I quickly changed into my pajamas, afterward securing a robe around me. We brushed our teeth together. He leaned in close, his arm touching mine as we moved those toothbrushes in much the same manner, owing to the fact I was the one who taught him how to brush.

Did I tell you how much those little rituals meant to me?

I felt so at home in John's room, the icons hanging on the cement block, the crucifix of rough-hewn wood and a pewter corpus cast in an artistic fashion hanging on the wall at the head of his bed. The carpet at his bedside was worn in two spots where his knees had rested countless times.

John prayed for his friends. He told me once, “I can give all the medicine in the world, do all the surgery I can, and it doesn't hardly matter if prayer doesn't accompany it. Prayer is more important than the medicine. It is the real medicine, I guess.”
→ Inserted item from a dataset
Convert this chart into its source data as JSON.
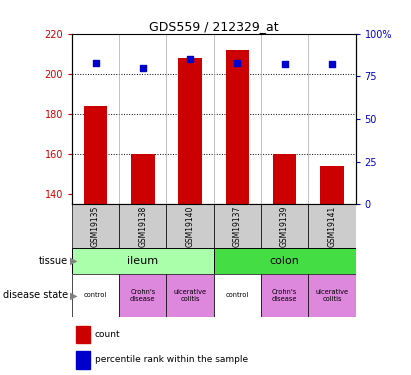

I tapped my toothbrush on the sink. “He's coming tomorrow, you say? How did that happen?” I tried to sound breezy.

“He's been looking out for me for years, Mom. I owe more to him than I can say, so, well, I guess now it's time for me to pay him back a little. He's an amazing man.”

The raping seminarian. An amazing man.

Father Ignatius. Yes, the Father Ignatius John talked about for years. The raping seminarian.
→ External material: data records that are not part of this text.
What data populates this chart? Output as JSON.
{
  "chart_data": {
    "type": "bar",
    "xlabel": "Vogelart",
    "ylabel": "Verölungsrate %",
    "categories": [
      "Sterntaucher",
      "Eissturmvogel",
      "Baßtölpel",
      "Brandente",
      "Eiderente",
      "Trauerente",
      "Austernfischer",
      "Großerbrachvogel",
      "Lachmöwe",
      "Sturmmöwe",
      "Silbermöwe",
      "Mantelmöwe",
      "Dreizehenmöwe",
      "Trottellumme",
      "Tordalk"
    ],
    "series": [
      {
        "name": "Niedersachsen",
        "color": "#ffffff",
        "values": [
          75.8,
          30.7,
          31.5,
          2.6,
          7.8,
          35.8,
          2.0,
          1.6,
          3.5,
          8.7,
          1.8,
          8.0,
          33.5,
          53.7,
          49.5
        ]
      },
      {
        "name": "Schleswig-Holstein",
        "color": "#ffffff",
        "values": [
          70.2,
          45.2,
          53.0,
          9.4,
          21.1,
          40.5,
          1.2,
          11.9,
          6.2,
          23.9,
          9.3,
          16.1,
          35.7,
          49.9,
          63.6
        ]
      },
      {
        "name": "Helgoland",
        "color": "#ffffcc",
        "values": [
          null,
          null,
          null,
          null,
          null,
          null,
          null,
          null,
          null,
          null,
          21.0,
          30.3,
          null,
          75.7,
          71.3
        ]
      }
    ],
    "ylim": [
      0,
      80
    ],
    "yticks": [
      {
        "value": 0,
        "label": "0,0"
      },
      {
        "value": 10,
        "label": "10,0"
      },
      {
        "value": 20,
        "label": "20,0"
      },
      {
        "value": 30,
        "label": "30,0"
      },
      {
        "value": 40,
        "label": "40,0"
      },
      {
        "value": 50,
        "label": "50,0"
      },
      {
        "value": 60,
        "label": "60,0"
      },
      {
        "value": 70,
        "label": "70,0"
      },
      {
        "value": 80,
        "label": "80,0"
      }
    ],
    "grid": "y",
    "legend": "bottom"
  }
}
Well, yes he was, so it seemed.

I began art instruction with Samkela today! We can't understand each other's language, but lines are lines and colors are colors and shapes are shapes. John was right. He's something! He's latched onto the poppy red Prismacolor pencil and I don't blame him one bit. It was my mother's favorite color too, according to Aunt Elfi. One of the few items I owned from her belongings was a scarf in that color.
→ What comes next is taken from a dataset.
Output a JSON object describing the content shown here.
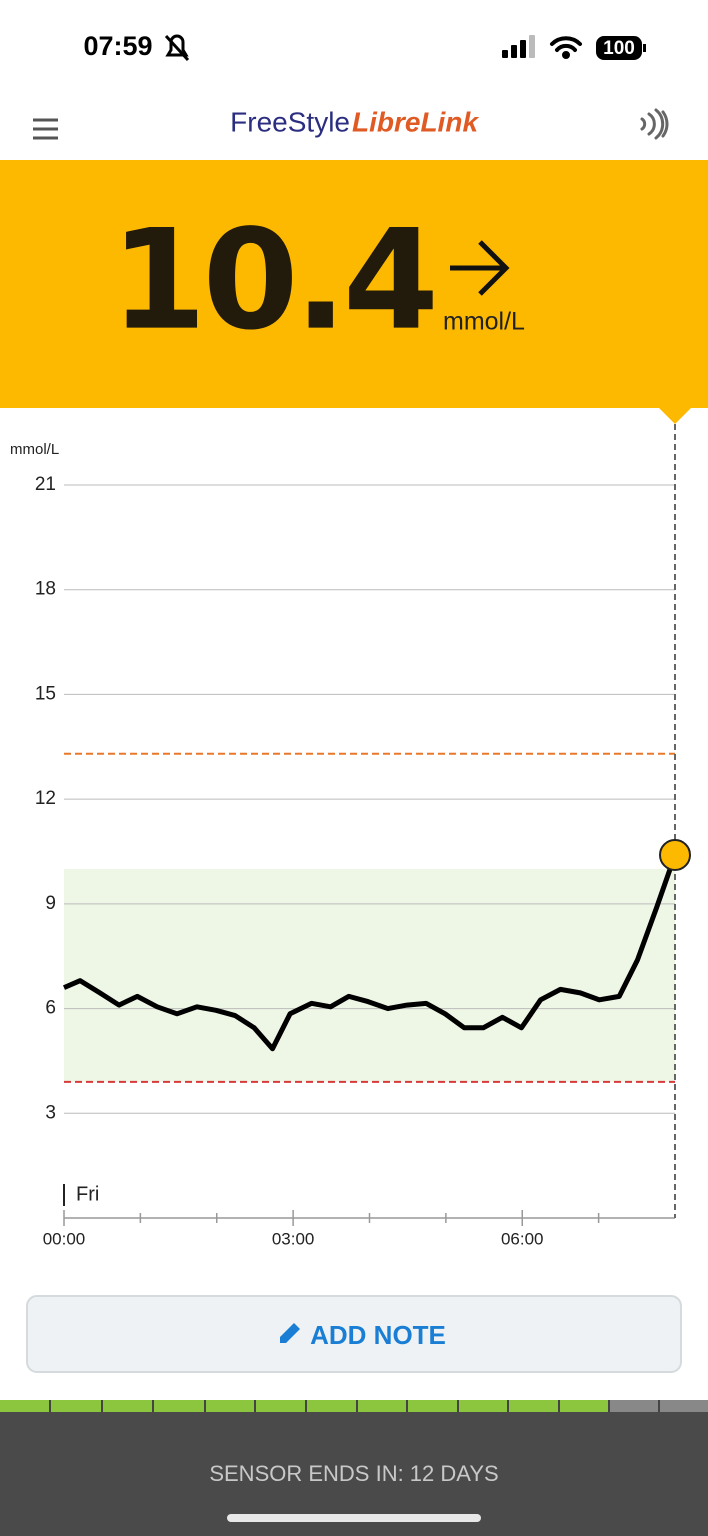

One Saturday, not long after our honeymoon, I went through my old trunk. In between Grandmom's one fine tablecloth and my Aunt Elfi's drawing, that red scarf pierced my vision.

I felt a sense of loss so profound I smashed the fabric against me, and a soft moan escaped from my mouth. I missed my mother so badly. I missed that I couldn't be her daughter and that, if Jude prevailed, I'd never have a daughter of my own.

“Mary-Margaret!” Jude rushed in and knelt just behind me. He rested a hand on my back. “Are you all right? Are you sick?”

I just shook my head. “I just found this. It's been so long since I've seen it. It was my mother's.”

I told him the few stories about Mary Margaret the First that I remembered, not that he hadn't heard them before. He was patient. “She would have been such a wonderful mother.”

He said nothing, just held me close and kissed my face, over and over, then my mouth, and with a moan, he deepened the kiss for the first time since we were teenagers and I pressed myself into him. It was as if he said, I'm all you have, and I'll try to be enough.

After that day, he continued to kiss me and I felt like the teenager I never had been. Maybe he did too. A teenager that found someone safe to love early on, who didn't have to waste himself on acquiring women, collecting experiences, and then drugging himself out to cope. Maybe it was the first time he'd ever really kissed the woman he loved and who loved him in return.

That thought was like fresh water to me. In a way, Jude was as innocent, as untried in the building of a loving relationship, a life, as I was.

I kept that scarf around though, setting it on the windowsill in the bedroom. I told you how someone who is orphaned feels the need to be connected to someone else, to know your blood flows in someone else's veins too. I'm sure people look at their parents and take that sort of thing for granted, their brothers and sisters, maybe even their own children. But when you're all you've really got in the world, relationally speaking, the old saying “Blood is thicker than water” lands on you with a thud, bruising your chest right down through your ribs and into your heart.

Maybe if I had a little baby of my own, I reasoned, some of the loneliness would go away.

But that, of course, would be up to Jude.